Regulation 99 establishes a number of limited grounds whereby the court may declare the ineffectiveness of a contract. Regulation 100 establishes exceptions to those grounds effectively mandating the court not to declare ineffectiveness if there are overriding reasons owing to a general interest requiring the contract to be maintained (paragraph 1(a)(b)).
The rest of the Regulation is focused on helping the court establishing parameters to determine overriding reasons owing to a general interest. Paragraph 2 establishes that the economic interests in the effectiveness of the contract may be considered an overriding reason but only if in exceptional circumstances ineffectiveness lead to disproportionate consequences. We can argue therefore that the court will have to apply a proportionality test to measure both outcomes.
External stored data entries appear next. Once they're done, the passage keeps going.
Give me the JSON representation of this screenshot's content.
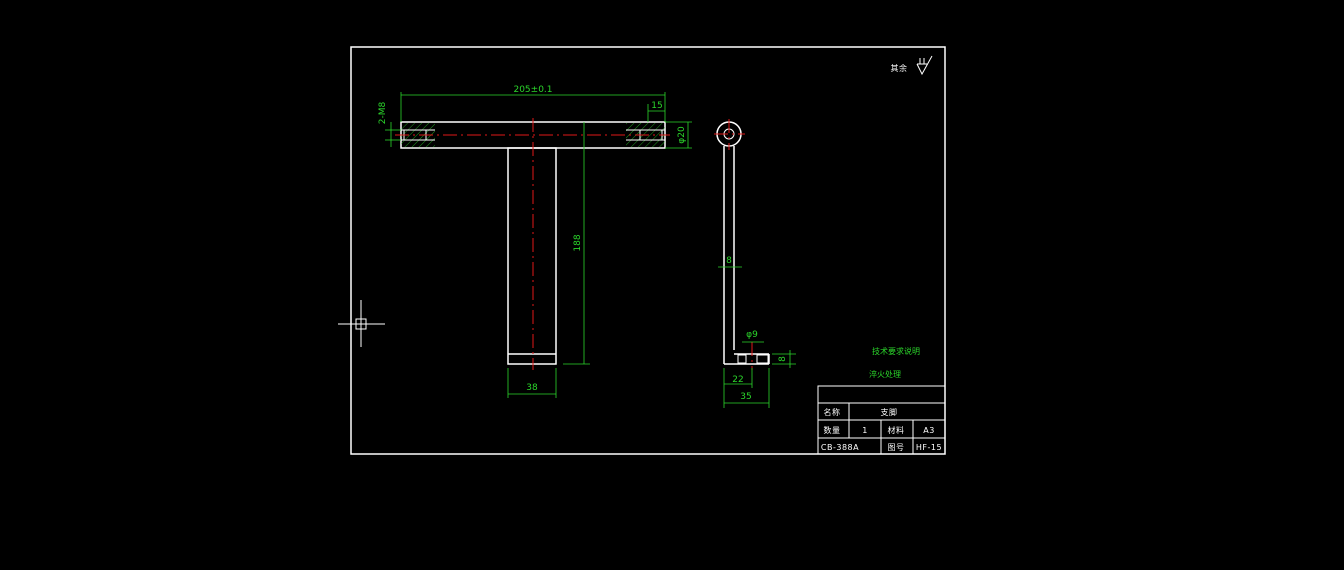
{
  "drawing": {
    "dimensions": {
      "top_width": "205±0.1",
      "hole_callout": "2-M8",
      "chamfer": "15",
      "rod_diameter": "φ20",
      "leg_length": "188",
      "leg_width": "38",
      "side_thickness": "8",
      "side_hole": "φ9",
      "side_foot_height": "8",
      "side_inner": "22",
      "side_total": "35"
    },
    "roughness_note": "其余",
    "notes": {
      "tech_requirement": "技术要求说明",
      "heat_treatment": "淬火处理"
    },
    "title_block": {
      "name_label": "名称",
      "name_value": "支脚",
      "qty_label": "数量",
      "qty_value": "1",
      "material_label": "材料",
      "material_value": "A3",
      "standard": "CB-388A",
      "drawing_no_label": "图号",
      "drawing_no_value": "HF-15"
    }
  },
  "colors": {
    "background": "#000000",
    "outline": "#ffffff",
    "dimension": "#2bd62b",
    "centerline": "#e01818"
  }
}
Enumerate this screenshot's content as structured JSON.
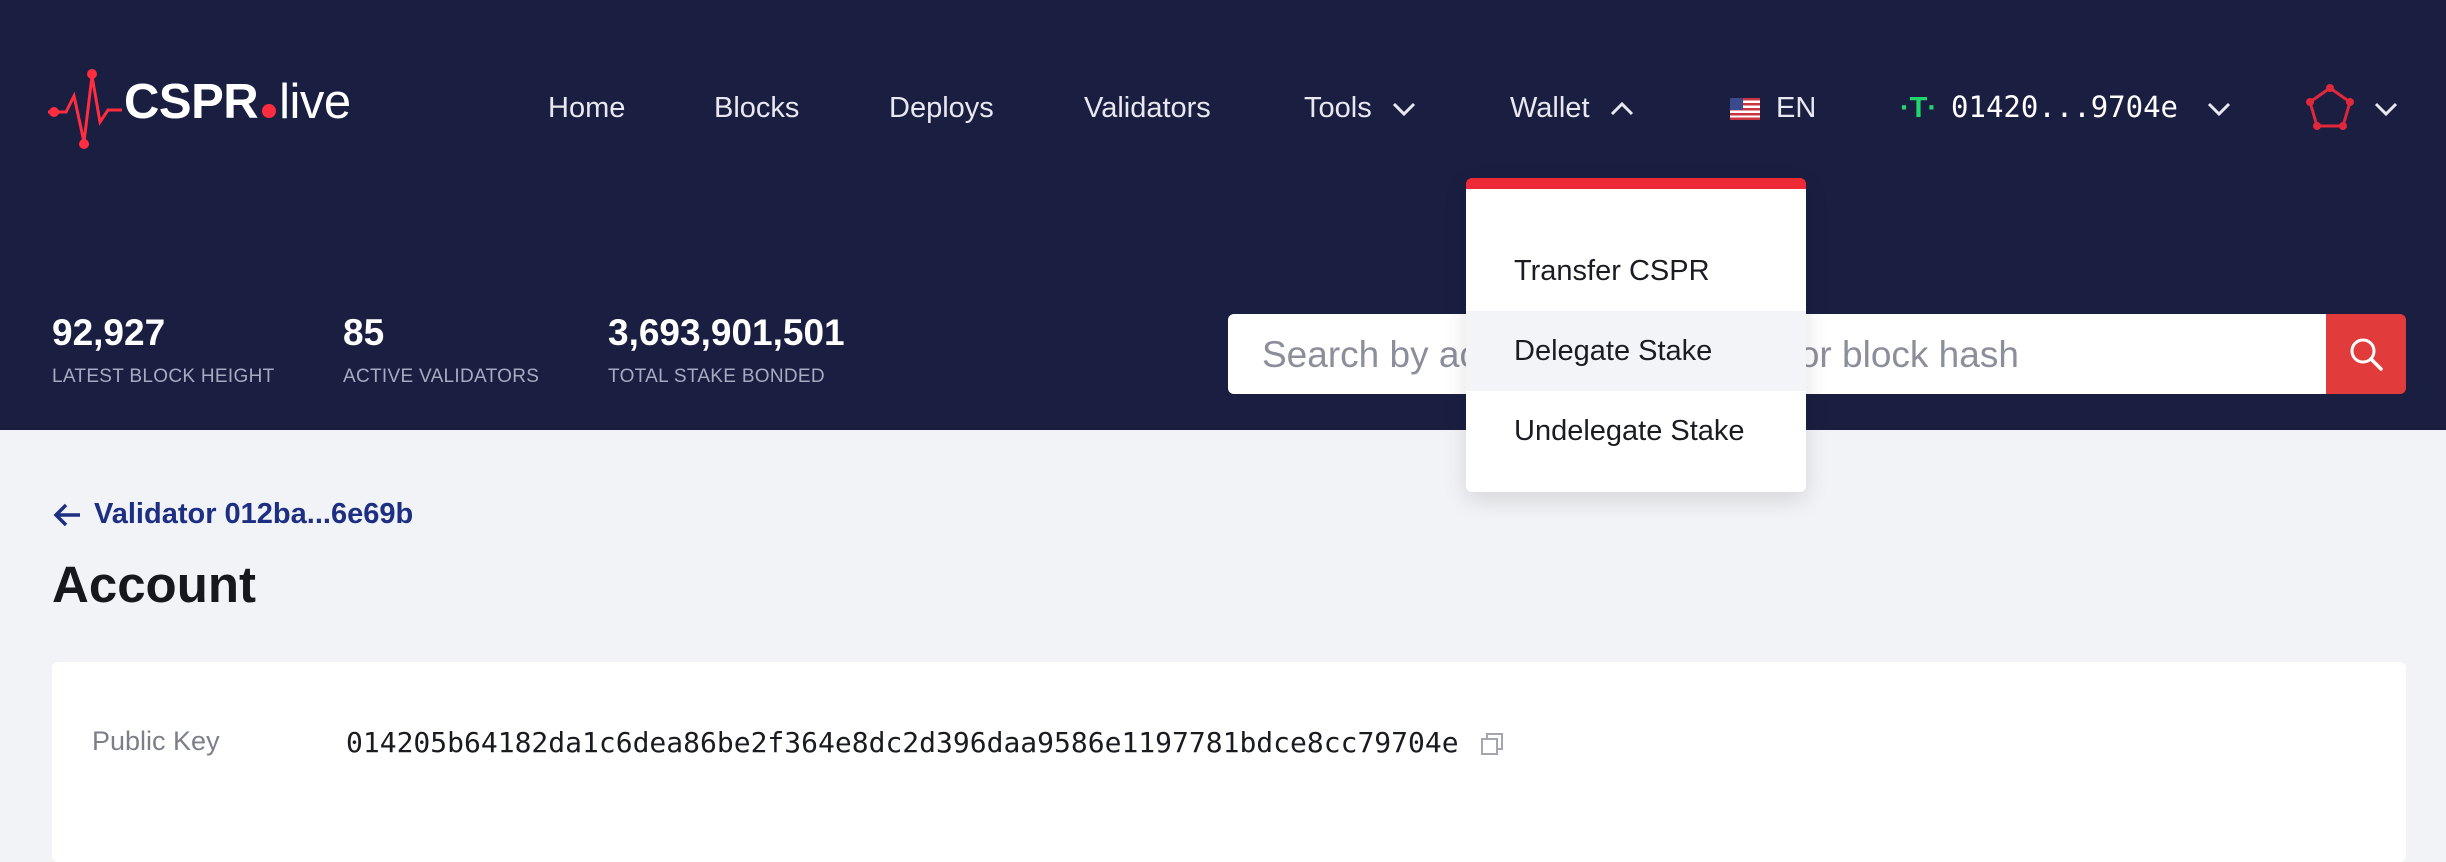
{
  "colors": {
    "header_bg": "#1a1e41",
    "accent_red": "#ee2a36",
    "brand_green": "#22d66e",
    "link_blue": "#1c2f82"
  },
  "logo": {
    "main": "CSPR",
    "suffix": "live"
  },
  "nav": {
    "home": "Home",
    "blocks": "Blocks",
    "deploys": "Deploys",
    "validators": "Validators",
    "tools": "Tools",
    "wallet": "Wallet",
    "language": "EN",
    "account": "01420...9704e"
  },
  "wallet_menu": {
    "items": [
      "Transfer CSPR",
      "Delegate Stake",
      "Undelegate Stake"
    ]
  },
  "stats": [
    {
      "value": "92,927",
      "label": "LATEST BLOCK HEIGHT"
    },
    {
      "value": "85",
      "label": "ACTIVE VALIDATORS"
    },
    {
      "value": "3,693,901,501",
      "label": "TOTAL STAKE BONDED"
    }
  ],
  "search": {
    "placeholder": "Search by account, deploy hash or block hash"
  },
  "breadcrumb": {
    "back_label": "Validator 012ba...6e69b"
  },
  "page": {
    "title": "Account"
  },
  "account": {
    "public_key_label": "Public Key",
    "public_key": "014205b64182da1c6dea86be2f364e8dc2d396daa9586e1197781bdce8cc79704e"
  },
  "icons": [
    "cspr-logo-icon",
    "chevron-down-icon",
    "chevron-up-icon",
    "us-flag-icon",
    "testnet-icon",
    "profile-icon",
    "search-icon",
    "arrow-left-icon",
    "copy-icon"
  ]
}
This limitation to the grounds for ineffectiveness is restricted by paragraphs 3 and 4 whereby it is established that economic interests directly linked to the contract do not constitute overriding reasons. Costs such as the delay on contract performance, starting a new procedure, changing contractors or legal costs incurred with the process are considered to be direct economic costs and as such not eligible defenses against the declaration of ineffectiveness. If on the one hand I expressed concerned on Regulation 99 regarding the very limited grounds for ineffectiveness, on the other hand it appears that the potential exceptions or defenses have been clearly restricted as well.
It therefore appears that it may be easier for a contracting authority trying to avoid a declaration of ineffectiveness to put the emphasis of its arguments on the effects upon the potential beneficiaries of what is being procured than the direct economic costs of correcting a mistake.